Polémique autour de la recapitalisation des banques publiques

Hier la commission des finances à l’ARP s’est penchée sur la crise financière des banques et les solutions à apporter. Le niveau des fonds des banques publiques en vue de leur recapitalisation fait débat parmi les députés.

Interpellé par leconomistemaghrebin, le vice-président de la commission des Finances, Mohsen Hassen, reconnaissant que le système bancaire connaît des difficultés, précisant : “Ce système souffre d’un certain nombre de problèmes conjoncturels structurels, en commençant d’abord par le faible niveau des fonds propres, la bonne gouvernance, la motivation du personnel, le manque d’utilisation des TIC ”.

Pour lui, la solution réside en la recapitalisation de la banque tunisienne, accompagnée d’ une mise à niveau intégrale du système bancaire et financier.

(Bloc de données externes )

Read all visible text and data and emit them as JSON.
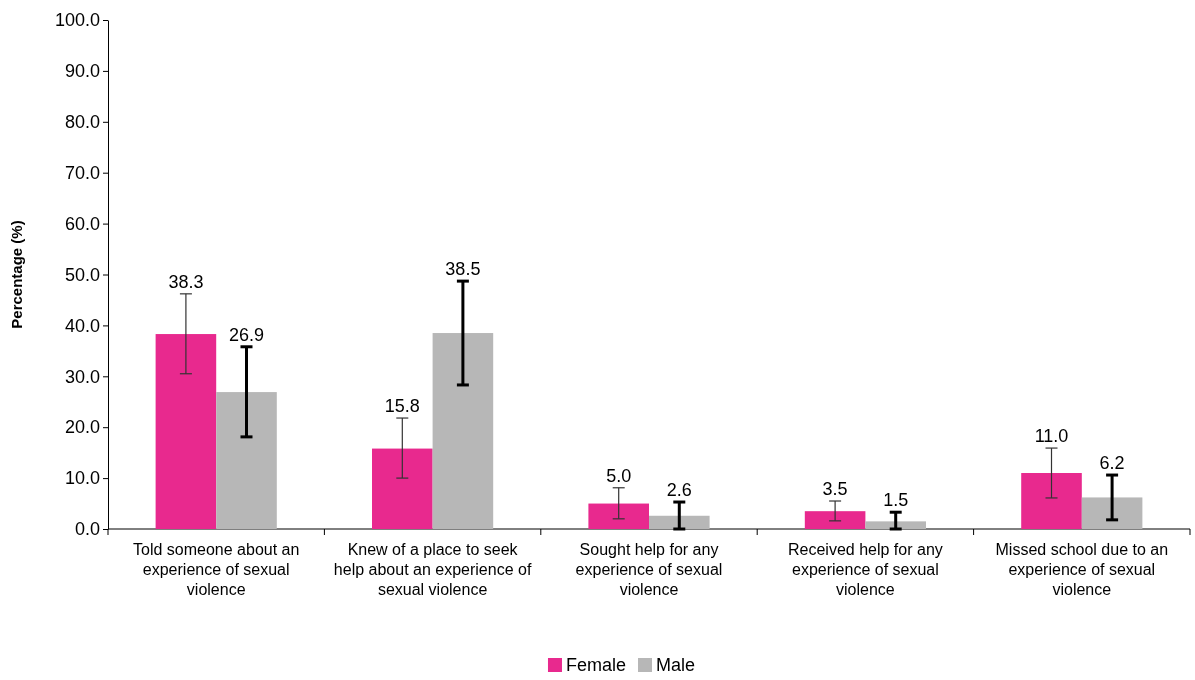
{
  "chart_data": {
    "type": "bar",
    "ylabel": "Percentage (%)",
    "categories": [
      "Told someone about an experience of sexual violence",
      "Knew of a place to seek help about an experience of sexual violence",
      "Sought help for any experience of sexual violence",
      "Received help for any experience of sexual violence",
      "Missed school due to an experience of sexual violence"
    ],
    "series": [
      {
        "name": "Female",
        "color": "#e8298e",
        "values": [
          38.3,
          15.8,
          5.0,
          3.5,
          11.0
        ],
        "errors": [
          [
            30.5,
            46.2
          ],
          [
            10.0,
            21.8
          ],
          [
            2.0,
            8.1
          ],
          [
            1.6,
            5.5
          ],
          [
            6.1,
            15.9
          ]
        ],
        "value_labels": [
          "38.3",
          "15.8",
          "5.0",
          "3.5",
          "11.0"
        ]
      },
      {
        "name": "Male",
        "color": "#b7b7b7",
        "values": [
          26.9,
          38.5,
          2.6,
          1.5,
          6.2
        ],
        "errors": [
          [
            18.1,
            35.8
          ],
          [
            28.3,
            48.7
          ],
          [
            0.0,
            5.3
          ],
          [
            0.0,
            3.3
          ],
          [
            1.8,
            10.6
          ]
        ],
        "value_labels": [
          "26.9",
          "38.5",
          "2.6",
          "1.5",
          "6.2"
        ]
      }
    ],
    "ylim": [
      0,
      100
    ],
    "yticks": [
      {
        "value": 0,
        "label": "0.0"
      },
      {
        "value": 10,
        "label": "10.0"
      },
      {
        "value": 20,
        "label": "20.0"
      },
      {
        "value": 30,
        "label": "30.0"
      },
      {
        "value": 40,
        "label": "40.0"
      },
      {
        "value": 50,
        "label": "50.0"
      },
      {
        "value": 60,
        "label": "60.0"
      },
      {
        "value": 70,
        "label": "70.0"
      },
      {
        "value": 80,
        "label": "80.0"
      },
      {
        "value": 90,
        "label": "90.0"
      },
      {
        "value": 100,
        "label": "100.0"
      }
    ],
    "grid": false,
    "legend": "bottom"
  }
}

Cependant, précise-t-il, la recapitalisation n’est qu’une partie de la solution. Il faut également se tourner vers la capitalisation boursière qui reste faible, d’autant que les sociétés à capital risque jouent un rôle fondamental en matière de financement de l’économie. D’où la nécessité de les doter des fonds nécessaires. Et de poursuivre: “Il faut surtout revoir la réforme du système bancaire dans sa globalité pour le développement d’un système financier performant et compétitif.”

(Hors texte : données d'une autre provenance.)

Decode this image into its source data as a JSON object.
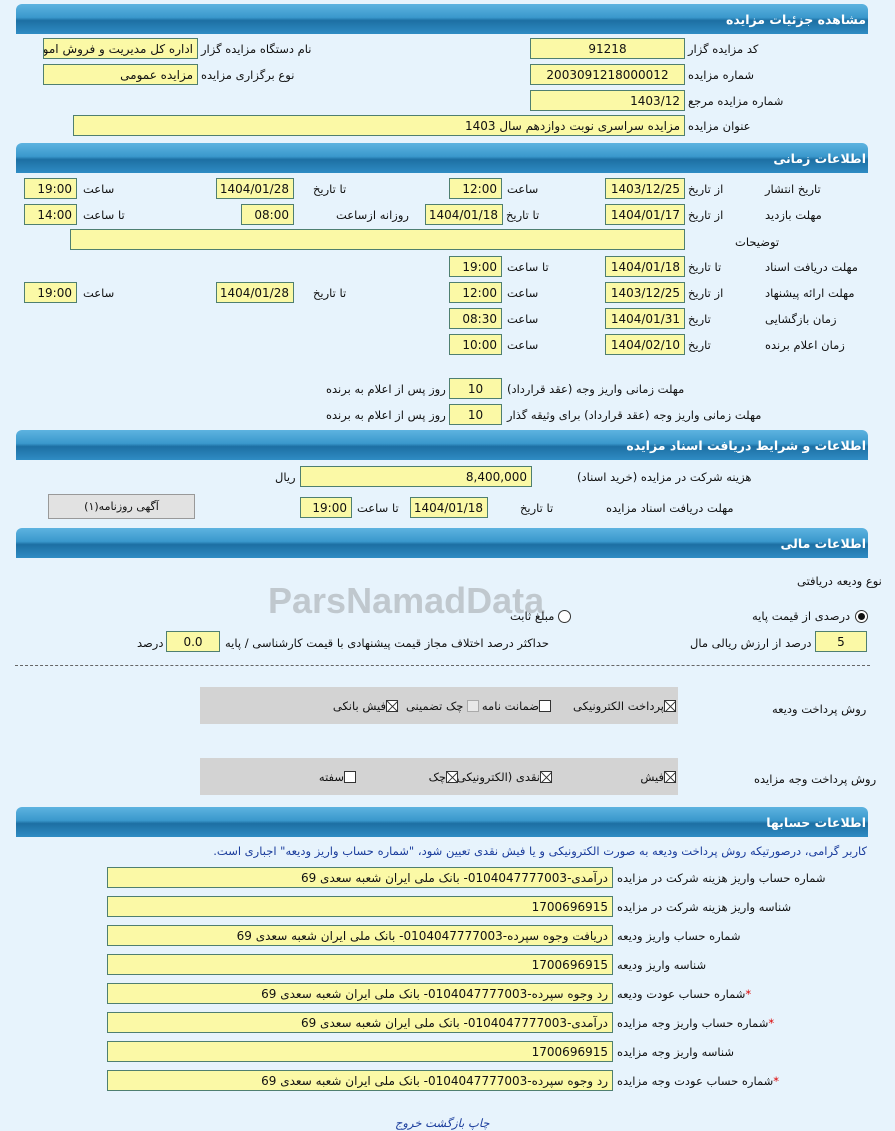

Ajoutant à cela : “Restructurer les banques publiques et puis peut-être songer à une fusion des trois banques pour donner naissance à une banque nationale géante avec un partenariat public privé..”.

Et de continuer : “ Aujourd’hui, nous avons besoin d’une banque qui accompagne l’entreprise tunisienne pour s’installer ailleurs. Le cas marocain pourrait servir de modèle : les banques marocaines participent au financement de l’économie dans leur pays et à l’étranger.  Dans le cas de la Tunisie, il serait  bon d’assurer la fusion de la BTS et de la BFME pour créer des petites banques nationales capables de financer les petites et moyennes entreprises.”

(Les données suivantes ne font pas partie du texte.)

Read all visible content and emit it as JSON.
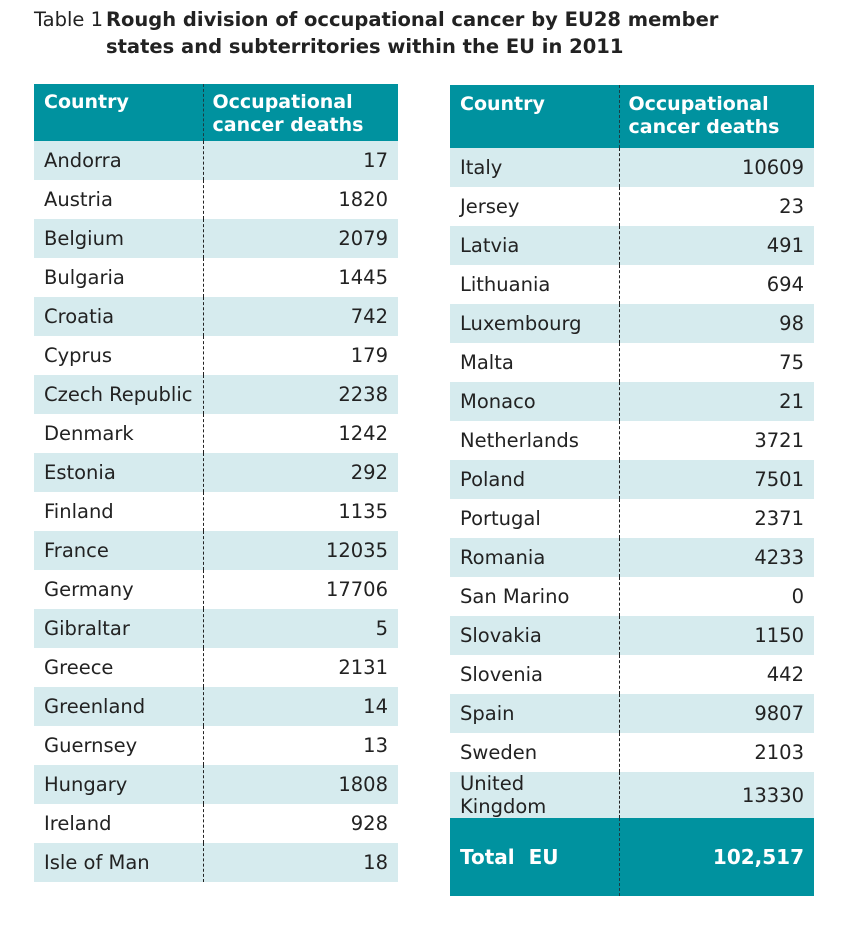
{
  "caption": {
    "label": "Table 1",
    "text": "Rough division of occupational cancer by EU28 member states and subterritories within the EU in 2011"
  },
  "headers": {
    "country": "Country",
    "deaths": "Occupational cancer deaths"
  },
  "left_rows": [
    {
      "country": "Andorra",
      "deaths": "17"
    },
    {
      "country": "Austria",
      "deaths": "1820"
    },
    {
      "country": "Belgium",
      "deaths": "2079"
    },
    {
      "country": "Bulgaria",
      "deaths": "1445"
    },
    {
      "country": "Croatia",
      "deaths": "742"
    },
    {
      "country": "Cyprus",
      "deaths": "179"
    },
    {
      "country": "Czech Republic",
      "deaths": "2238"
    },
    {
      "country": "Denmark",
      "deaths": "1242"
    },
    {
      "country": "Estonia",
      "deaths": "292"
    },
    {
      "country": "Finland",
      "deaths": "1135"
    },
    {
      "country": "France",
      "deaths": "12035"
    },
    {
      "country": "Germany",
      "deaths": "17706"
    },
    {
      "country": "Gibraltar",
      "deaths": "5"
    },
    {
      "country": "Greece",
      "deaths": "2131"
    },
    {
      "country": "Greenland",
      "deaths": "14"
    },
    {
      "country": "Guernsey",
      "deaths": "13"
    },
    {
      "country": "Hungary",
      "deaths": "1808"
    },
    {
      "country": "Ireland",
      "deaths": "928"
    },
    {
      "country": "Isle of Man",
      "deaths": "18"
    }
  ],
  "right_rows": [
    {
      "country": "Italy",
      "deaths": "10609"
    },
    {
      "country": "Jersey",
      "deaths": "23"
    },
    {
      "country": "Latvia",
      "deaths": "491"
    },
    {
      "country": "Lithuania",
      "deaths": "694"
    },
    {
      "country": "Luxembourg",
      "deaths": "98"
    },
    {
      "country": "Malta",
      "deaths": "75"
    },
    {
      "country": "Monaco",
      "deaths": "21"
    },
    {
      "country": "Netherlands",
      "deaths": "3721"
    },
    {
      "country": "Poland",
      "deaths": "7501"
    },
    {
      "country": "Portugal",
      "deaths": "2371"
    },
    {
      "country": "Romania",
      "deaths": "4233"
    },
    {
      "country": "San Marino",
      "deaths": "0"
    },
    {
      "country": "Slovakia",
      "deaths": "1150"
    },
    {
      "country": "Slovenia",
      "deaths": "442"
    },
    {
      "country": "Spain",
      "deaths": "9807"
    },
    {
      "country": "Sweden",
      "deaths": "2103"
    },
    {
      "country": "United Kingdom",
      "deaths": "13330"
    }
  ],
  "total": {
    "label": "Total  EU",
    "value": "102,517"
  },
  "colors": {
    "header": "#00929f",
    "stripe": "#d6ebee"
  }
}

Un argument de poids pour Mohsen Hassen : “On aura donc deux pôles bancaires dédiés au financement des PME et un pôle bancaire qui accompagnera le secteur économique à l’échelle internationale. Il faut bien sûr disposer d’ un système financier performant,  géré par des privés”.

Cependant, la question principale demeure : y a-t-il un moyen de financer ces banques sans recourir au budget de l’Etat ? Voilà une solution pour une sortie de crise, a-t-il commenté.

Interrogé sur la possibilité d’investir en Afrique subsaharienne, un nouveau territoire de conquête, le vice-président a affirmé : “L’Afrique, pour nous, il s’agit de l’une des pistes et l’une des solutions envisageables pour le développement du système bancaire pour accompagner l’entreprise tunisienne de s’implanter ailleurs surtout en Afrique”.